玉城和美の描き絵空間

琳派の元禄文化「かきえ」を令和へ繋ぐ絵師の活動日誌

迎春のこだわり

なぜかしら?クリスマスが終わってから大晦日、三賀日と、松の内が明けるまでの過ごし方に、私流の古いこだわりがあり、面倒なんだけれど、取りやめることもストレスになるのです。「苦をつくから29日はお餅をついちゃいけない」だとか、「一夜飾りは縁起が悪い」とか、「一年苦労するから一日は炊事洗濯、針仕事するな」と言うくせに、二日は書初めして奉納したり、ちょっと不思議でした。昔と違って二日からスーパーは開くし、買い物、仕込み、煮炊きと三日間もかかる縁起物の御節も、作らなくても売ってるし、なにもこの寒いときにバタバタとしきたり通りにする必要もないのだけれど、準備せずに寂しい気持ち悪い思いをするよりも、完璧にやってすっきりとお正月を楽しみたいのです。今年は珍しく早めに年賀状を書き終えて体調も良いので、このモヤモヤを解決すべく、そもそもなんのために年越し行事があるのかを調べてみました。
一言で片付けると、我々人間のためではなく、なんと、年神様をお迎えするための御支度なんだそうです。神様は美しいところがお好き、お酒や自然の恵みで作った肴がお好き、磨いてお供えして、新年を良い運気で迎えるために、ちょっとでも、より別嬪さんの幸福の神様に来て頂くための準備だったんです。知らなかった・・・というか、立派な鏡餅や門松も、全て神様をお迎えする空間演出だったんですね。
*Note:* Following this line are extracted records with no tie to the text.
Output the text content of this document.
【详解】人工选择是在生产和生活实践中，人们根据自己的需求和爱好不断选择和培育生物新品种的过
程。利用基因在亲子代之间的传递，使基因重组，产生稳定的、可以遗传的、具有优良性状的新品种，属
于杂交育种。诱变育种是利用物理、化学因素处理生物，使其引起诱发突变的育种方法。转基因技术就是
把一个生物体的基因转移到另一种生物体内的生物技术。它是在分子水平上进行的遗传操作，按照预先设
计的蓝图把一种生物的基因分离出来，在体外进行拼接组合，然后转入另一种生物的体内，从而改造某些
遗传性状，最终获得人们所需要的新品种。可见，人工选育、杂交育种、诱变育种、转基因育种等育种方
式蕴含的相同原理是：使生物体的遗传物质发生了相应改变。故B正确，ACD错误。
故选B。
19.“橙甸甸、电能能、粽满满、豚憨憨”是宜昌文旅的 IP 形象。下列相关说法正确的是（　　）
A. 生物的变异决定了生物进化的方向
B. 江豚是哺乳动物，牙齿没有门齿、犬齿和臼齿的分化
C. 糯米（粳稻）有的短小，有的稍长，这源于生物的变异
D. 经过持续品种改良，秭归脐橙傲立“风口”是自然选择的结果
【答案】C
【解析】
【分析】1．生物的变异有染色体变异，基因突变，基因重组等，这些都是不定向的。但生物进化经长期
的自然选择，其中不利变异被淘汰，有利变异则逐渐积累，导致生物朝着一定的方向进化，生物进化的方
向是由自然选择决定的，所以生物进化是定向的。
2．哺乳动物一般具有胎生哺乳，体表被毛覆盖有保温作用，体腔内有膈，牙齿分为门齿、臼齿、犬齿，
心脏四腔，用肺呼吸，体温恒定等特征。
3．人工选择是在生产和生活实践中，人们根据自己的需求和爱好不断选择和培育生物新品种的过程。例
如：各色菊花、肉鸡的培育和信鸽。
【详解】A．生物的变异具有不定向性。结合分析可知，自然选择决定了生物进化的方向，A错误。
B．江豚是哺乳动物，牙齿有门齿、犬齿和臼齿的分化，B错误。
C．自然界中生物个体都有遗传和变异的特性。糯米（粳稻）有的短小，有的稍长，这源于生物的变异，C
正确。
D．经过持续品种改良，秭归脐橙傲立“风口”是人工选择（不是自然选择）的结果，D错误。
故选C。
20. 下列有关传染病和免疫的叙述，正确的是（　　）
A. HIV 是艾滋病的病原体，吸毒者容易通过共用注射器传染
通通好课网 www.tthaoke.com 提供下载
今頃気づいて、ちょっと恥ずかしい。
モノづくりの上でも、古式ゆかしき日本の文化やスピリチュアルな世界を大切に生かしたい私。そのアトリエで初めて迎えるお正月です。「やっぱり運気アップのための楽しんで御支度しなくっちゃ!」とがぜん張り切りだして、早速、クリスマスを片付けて大掃除を仕上げ、お正月らしいお扇子や、金箔や漆細工に描いた作品、一月の花と果物のパネルなどでディスプレイ、玄関周りをお正月バージョンに変えました。そして、元旦は、お雑煮と御節と御屠蘇で神様をお迎えして、新しいスカーフ作品を巻いて八坂神社へ初詣。二日の描き初めのモチーフは「辰」に決めました。